Wieder Straße. Immer geradeaus. Bis ein Platz kam, der anscheinend keinen Namen hatte, links aber eine kleine Tankstelle. Auch dort kein Mensch. Kein Licht, kein Laut. Die Stadt schien Stromsperre zu haben.


Irgendwann rechts abbiegend, geriet ich in eine schieffluchtige Häuserzeile. Vor mir altstädtische Kleinheit, ein paar Laternen mit funzeligem orangefarbenem Licht, und unter den Schuhsohlen Kopfsteinpflaster. Sonst nur hohe, alte Bäume und Häuser, die Stofftieren ähnelten, ein Kirchturm, der was Gedrungenes, Untersetztes hatte.


Die Straße führte zurück zu dem Platz, den ich schon aus der Ferne erkennen konnte.

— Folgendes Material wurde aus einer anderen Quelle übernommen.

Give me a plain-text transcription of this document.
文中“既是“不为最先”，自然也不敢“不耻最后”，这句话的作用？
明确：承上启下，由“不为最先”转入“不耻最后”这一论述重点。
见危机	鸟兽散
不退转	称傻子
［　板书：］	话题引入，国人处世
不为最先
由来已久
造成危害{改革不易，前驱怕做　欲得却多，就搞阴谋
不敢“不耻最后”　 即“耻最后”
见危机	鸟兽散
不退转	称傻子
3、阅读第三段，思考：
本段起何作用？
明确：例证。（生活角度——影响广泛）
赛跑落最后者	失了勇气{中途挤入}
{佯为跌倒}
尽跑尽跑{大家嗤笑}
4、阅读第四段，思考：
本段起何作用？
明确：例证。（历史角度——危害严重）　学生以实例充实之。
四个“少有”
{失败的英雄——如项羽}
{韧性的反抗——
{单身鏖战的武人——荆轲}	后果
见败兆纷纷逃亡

Ich lief im Kreis. Hier konnte es unmöglich dorthin gehn, wo ich hin wollte, nämlich nach Stahnsdorf. Unentschlossen blieb ich stehen, und ich dachte, Kleinstädte haben ihre eigenen Gesetze; hier möchtest du wohl nicht begraben sein. Allein diese Rinnsteine, die, hochgedrückt von Baumwurzeln, eine einzige mittelalterlich anmutende Unordentlichkeit hatten. Während ich das näher in Augenschein nahm, hörte ich ein Geräusch, das von oben kam.


Welch eine Überraschung, nicht weit weg von mir hatte sich ein Fenster geöffnet, und ich dachte erfreut: Trotz Stromsperre ein städtisches Lebenszeichen. Ich winkte, eilte dem Geräusch entgegen mit schnellen Schritten, hatte schon rufbereit die Hände um den Mund gelegt, um zu erfragen, wo es nach Stahnsdorf gehe – da schob sich ins Nachtdunkel hinein ein Gegenstand, etwas Rundes, irgendwie Unpassendes, Irritierendes.